Wednesday, 1 February 2012
I don't know how things were going for the police force in 1889, but The Illustrated Police News was just getting properly started as a proto-tabloid, after their sensationalist coverage of the Jack the Ripper murders the previous year. But on 21 December 1889, its readers were - for some reason - treated to a homily on chivalry*. Exhibit A was the legend of 'the most noble Lord Geoffrey de Rudel, Prince of Blaye'.
The paper's account of the legend has an infelicity or two: Rudel's sickness is blamed on an 'infectious disease' breaking out on board the ship; and the writer insists 'This is no troubadour's tale; it is a simple excerpt from history'. I think you'd have to call this 'unreliable testimony'.

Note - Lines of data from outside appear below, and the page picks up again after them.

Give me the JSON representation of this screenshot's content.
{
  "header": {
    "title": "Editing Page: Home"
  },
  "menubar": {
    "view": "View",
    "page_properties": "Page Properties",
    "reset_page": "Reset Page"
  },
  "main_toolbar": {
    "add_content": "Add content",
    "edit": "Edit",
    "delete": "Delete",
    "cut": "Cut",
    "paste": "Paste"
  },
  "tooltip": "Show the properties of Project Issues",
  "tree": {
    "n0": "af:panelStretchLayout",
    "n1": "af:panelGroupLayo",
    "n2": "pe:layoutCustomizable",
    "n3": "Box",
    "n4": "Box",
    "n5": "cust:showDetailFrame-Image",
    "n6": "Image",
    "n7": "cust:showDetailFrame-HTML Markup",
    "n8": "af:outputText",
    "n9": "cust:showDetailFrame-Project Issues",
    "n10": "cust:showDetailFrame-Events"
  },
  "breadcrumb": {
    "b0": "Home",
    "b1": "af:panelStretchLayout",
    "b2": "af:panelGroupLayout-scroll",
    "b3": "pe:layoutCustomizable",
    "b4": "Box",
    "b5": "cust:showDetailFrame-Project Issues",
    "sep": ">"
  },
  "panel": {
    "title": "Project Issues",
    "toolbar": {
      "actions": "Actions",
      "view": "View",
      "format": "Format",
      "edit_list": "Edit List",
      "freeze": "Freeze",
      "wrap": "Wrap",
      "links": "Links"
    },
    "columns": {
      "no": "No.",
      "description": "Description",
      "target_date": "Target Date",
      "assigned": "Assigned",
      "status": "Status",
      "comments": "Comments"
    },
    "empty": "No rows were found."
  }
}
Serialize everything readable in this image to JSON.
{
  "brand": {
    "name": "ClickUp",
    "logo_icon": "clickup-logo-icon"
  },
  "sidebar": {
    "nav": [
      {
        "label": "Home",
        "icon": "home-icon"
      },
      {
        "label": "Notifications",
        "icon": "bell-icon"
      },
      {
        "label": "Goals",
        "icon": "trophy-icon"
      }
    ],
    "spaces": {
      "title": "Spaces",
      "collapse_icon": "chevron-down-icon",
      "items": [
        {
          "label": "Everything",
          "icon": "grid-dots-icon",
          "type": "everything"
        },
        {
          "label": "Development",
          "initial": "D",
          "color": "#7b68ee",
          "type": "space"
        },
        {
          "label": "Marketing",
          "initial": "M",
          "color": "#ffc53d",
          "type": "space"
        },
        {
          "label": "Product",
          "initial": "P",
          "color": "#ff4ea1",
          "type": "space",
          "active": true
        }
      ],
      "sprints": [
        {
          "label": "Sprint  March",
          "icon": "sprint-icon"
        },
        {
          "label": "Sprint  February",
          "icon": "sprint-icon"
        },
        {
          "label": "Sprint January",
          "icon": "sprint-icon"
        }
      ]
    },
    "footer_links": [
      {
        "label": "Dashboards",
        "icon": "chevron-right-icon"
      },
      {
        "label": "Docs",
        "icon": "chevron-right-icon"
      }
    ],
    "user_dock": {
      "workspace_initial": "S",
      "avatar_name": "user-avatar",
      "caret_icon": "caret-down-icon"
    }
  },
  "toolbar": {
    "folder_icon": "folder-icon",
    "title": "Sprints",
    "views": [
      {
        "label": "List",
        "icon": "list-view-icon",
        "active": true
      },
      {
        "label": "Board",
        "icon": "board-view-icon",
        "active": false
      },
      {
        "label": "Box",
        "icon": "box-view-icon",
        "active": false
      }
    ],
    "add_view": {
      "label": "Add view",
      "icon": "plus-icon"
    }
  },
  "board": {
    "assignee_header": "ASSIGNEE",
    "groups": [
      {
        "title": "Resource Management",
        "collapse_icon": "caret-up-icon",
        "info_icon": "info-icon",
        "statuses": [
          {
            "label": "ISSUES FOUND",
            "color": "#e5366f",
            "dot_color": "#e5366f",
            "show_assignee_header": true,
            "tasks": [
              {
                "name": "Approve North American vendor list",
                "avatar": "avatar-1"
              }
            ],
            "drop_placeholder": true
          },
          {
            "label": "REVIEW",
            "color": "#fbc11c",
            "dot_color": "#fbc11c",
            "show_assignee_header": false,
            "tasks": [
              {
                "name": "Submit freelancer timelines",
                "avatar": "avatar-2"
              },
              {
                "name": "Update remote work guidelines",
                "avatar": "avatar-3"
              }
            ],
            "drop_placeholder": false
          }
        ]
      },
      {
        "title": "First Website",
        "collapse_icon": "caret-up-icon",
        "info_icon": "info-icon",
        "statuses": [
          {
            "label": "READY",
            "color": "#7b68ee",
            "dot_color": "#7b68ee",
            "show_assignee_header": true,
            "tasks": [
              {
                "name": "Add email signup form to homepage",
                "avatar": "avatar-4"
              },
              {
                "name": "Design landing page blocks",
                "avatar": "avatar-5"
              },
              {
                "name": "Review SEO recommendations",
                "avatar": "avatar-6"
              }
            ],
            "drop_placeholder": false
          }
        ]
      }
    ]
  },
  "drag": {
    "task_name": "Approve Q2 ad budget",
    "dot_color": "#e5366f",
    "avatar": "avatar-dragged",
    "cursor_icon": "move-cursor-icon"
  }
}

The article then contrasts this paragon of chivalry with the 17th-century story of Thomas Inkle, a shipwrecked English trader who was rescued by a Barbadian maiden named Yarico but subsequently sold her into slavery in order to recoup his losses (The story became the basis for Inkle and Yarico, a comic opera that was a smash hit in the late 18th century). The story is probably as apocryphal as that of Rudel, but there we are.
Image right: 'By heavens! A woman', illustration from the libretto of Inkle and Yarico.
* A note at the end suggests that the text may first have appeared in the Daily Telegraph.